Dexmedetomidine for the treatment of sepsis-associated encephalopathy: Mechanism and prospects

Abstract

Sepsis-associated encephalopathy (SAE) is a severe central nervous system complication that is secondary to sepsis and is characterized by a poor prognosis, high mortality, and multiple systemic manifestations. Although the specific etiology remains incompletely understood, SAE typically presents with varying degrees of neurological dysfunction. The complex mechanisms underlying SAE significantly influence patient outcomes. Recent studies have emphasized the roles of bloodbrain barrier (BBB) disruption, microglial activation, mitochondrial dysfunction, apoptosis, inflammatory responses, and oxidative stress in the development and progression of SAE. Dexmedetomidine, a highly selective α2-adrenergic receptor agonist initially employed as an anesthetic adjunct, has attracted increasing attention for its therapeutic potential in SAE. Its notable pharmacological properties include anti-inflammatory activity, modulation of microglial responses, regulation of immune function, stabilization of mitochondrial activity, inhibition of apoptosis, and maintenance of hemodynamic stability in patients with sepsis.
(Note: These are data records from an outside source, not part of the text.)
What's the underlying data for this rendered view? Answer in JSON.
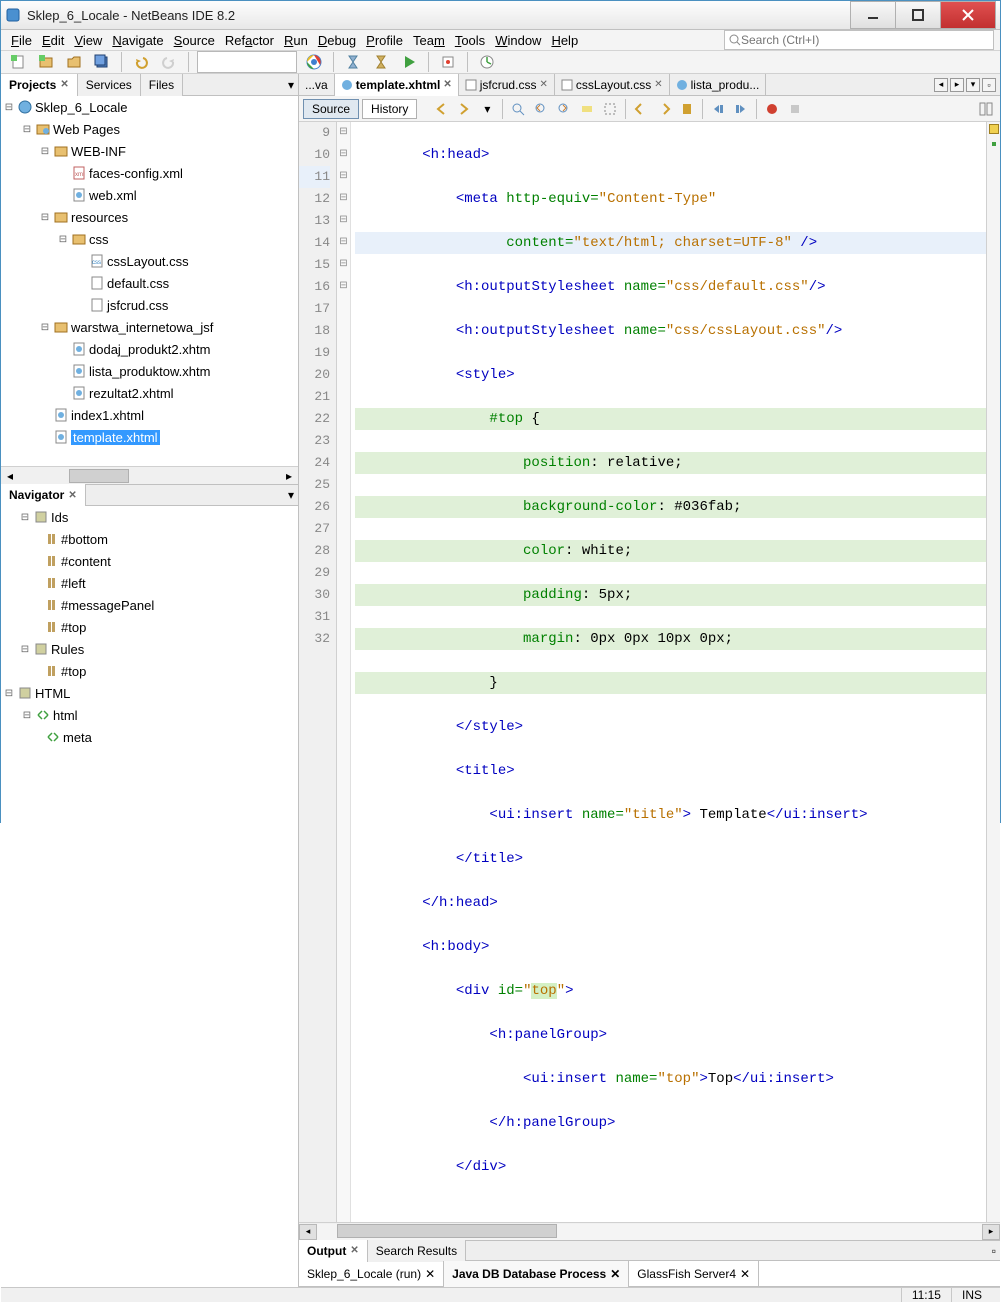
{
  "window": {
    "title": "Sklep_6_Locale - NetBeans IDE 8.2"
  },
  "menu": [
    "File",
    "Edit",
    "View",
    "Navigate",
    "Source",
    "Refactor",
    "Run",
    "Debug",
    "Profile",
    "Team",
    "Tools",
    "Window",
    "Help"
  ],
  "search": {
    "placeholder": "Search (Ctrl+I)"
  },
  "projects_panel": {
    "tabs": [
      "Projects",
      "Services",
      "Files"
    ],
    "tree": {
      "root": "Sklep_6_Locale",
      "web_pages": "Web Pages",
      "web_inf": "WEB-INF",
      "faces_config": "faces-config.xml",
      "web_xml": "web.xml",
      "resources": "resources",
      "css": "css",
      "cssLayout": "cssLayout.css",
      "default_css": "default.css",
      "jsfcrud": "jsfcrud.css",
      "warstwa": "warstwa_internetowa_jsf",
      "dodaj": "dodaj_produkt2.xhtm",
      "lista": "lista_produktow.xhtm",
      "rezultat": "rezultat2.xhtml",
      "index1": "index1.xhtml",
      "template": "template.xhtml"
    }
  },
  "navigator_panel": {
    "tab": "Navigator",
    "ids_label": "Ids",
    "ids": [
      "#bottom",
      "#content",
      "#left",
      "#messagePanel",
      "#top"
    ],
    "rules_label": "Rules",
    "rules": [
      "#top"
    ],
    "html_label": "HTML",
    "html_root": "html",
    "html_child": "meta"
  },
  "editor": {
    "tabs": [
      "...va",
      "template.xhtml",
      "jsfcrud.css",
      "cssLayout.css",
      "lista_produ..."
    ],
    "active_tab": 1,
    "modes": [
      "Source",
      "History"
    ],
    "lines": {
      "start": 9,
      "end": 32
    }
  },
  "code": {
    "l9a": "<h:head>",
    "l10a": "<meta ",
    "l10b": "http-equiv=",
    "l10c": "\"Content-Type\"",
    "l11a": "content=",
    "l11b": "\"text/html; charset=UTF-8\"",
    "l11c": " />",
    "l12a": "<h:outputStylesheet ",
    "l12b": "name=",
    "l12c": "\"css/default.css\"",
    "l12d": "/>",
    "l13a": "<h:outputStylesheet ",
    "l13b": "name=",
    "l13c": "\"css/cssLayout.css\"",
    "l13d": "/>",
    "l14a": "<style>",
    "l15a": "#top",
    "l15b": " {",
    "l16a": "position",
    "l16b": ": relative;",
    "l17a": "background-color",
    "l17b": ": #036fab;",
    "l18a": "color",
    "l18b": ": white;",
    "l19a": "padding",
    "l19b": ": 5px;",
    "l20a": "margin",
    "l20b": ": 0px 0px 10px 0px;",
    "l21a": "}",
    "l22a": "</style>",
    "l23a": "<title>",
    "l24a": "<ui:insert ",
    "l24b": "name=",
    "l24c": "\"title\"",
    "l24d": "> Template",
    "l24e": "</ui:insert>",
    "l25a": "</title>",
    "l26a": "</h:head>",
    "l27a": "<h:body>",
    "l28a": "<div ",
    "l28b": "id=",
    "l28c": "\"",
    "l28d": "top",
    "l28e": "\"",
    "l28f": ">",
    "l29a": "<h:panelGroup>",
    "l30a": "<ui:insert ",
    "l30b": "name=",
    "l30c": "\"top\"",
    "l30d": ">Top",
    "l30e": "</ui:insert>",
    "l31a": "</h:panelGroup>",
    "l32a": "</div>"
  },
  "output": {
    "tabs": [
      "Output",
      "Search Results"
    ],
    "run_tabs": [
      "Sklep_6_Locale (run)",
      "Java DB Database Process",
      "GlassFish Server4"
    ]
  },
  "status": {
    "pos": "11:15",
    "mode": "INS"
  }
}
In addition, dexmedetomidine supports gastrointestinal homeostasis and offers multiorgan protection. This review consolidates current findings regarding the protective mechanisms of dexmedetomidine in sepsis-induced brain injury and provides insight into its potential clinical applications in the management of SAE.

Keywords: Brain injury; Dexmedetomidine; Organ protection; Sepsis-associated encephalopathy; Systemic inflammation.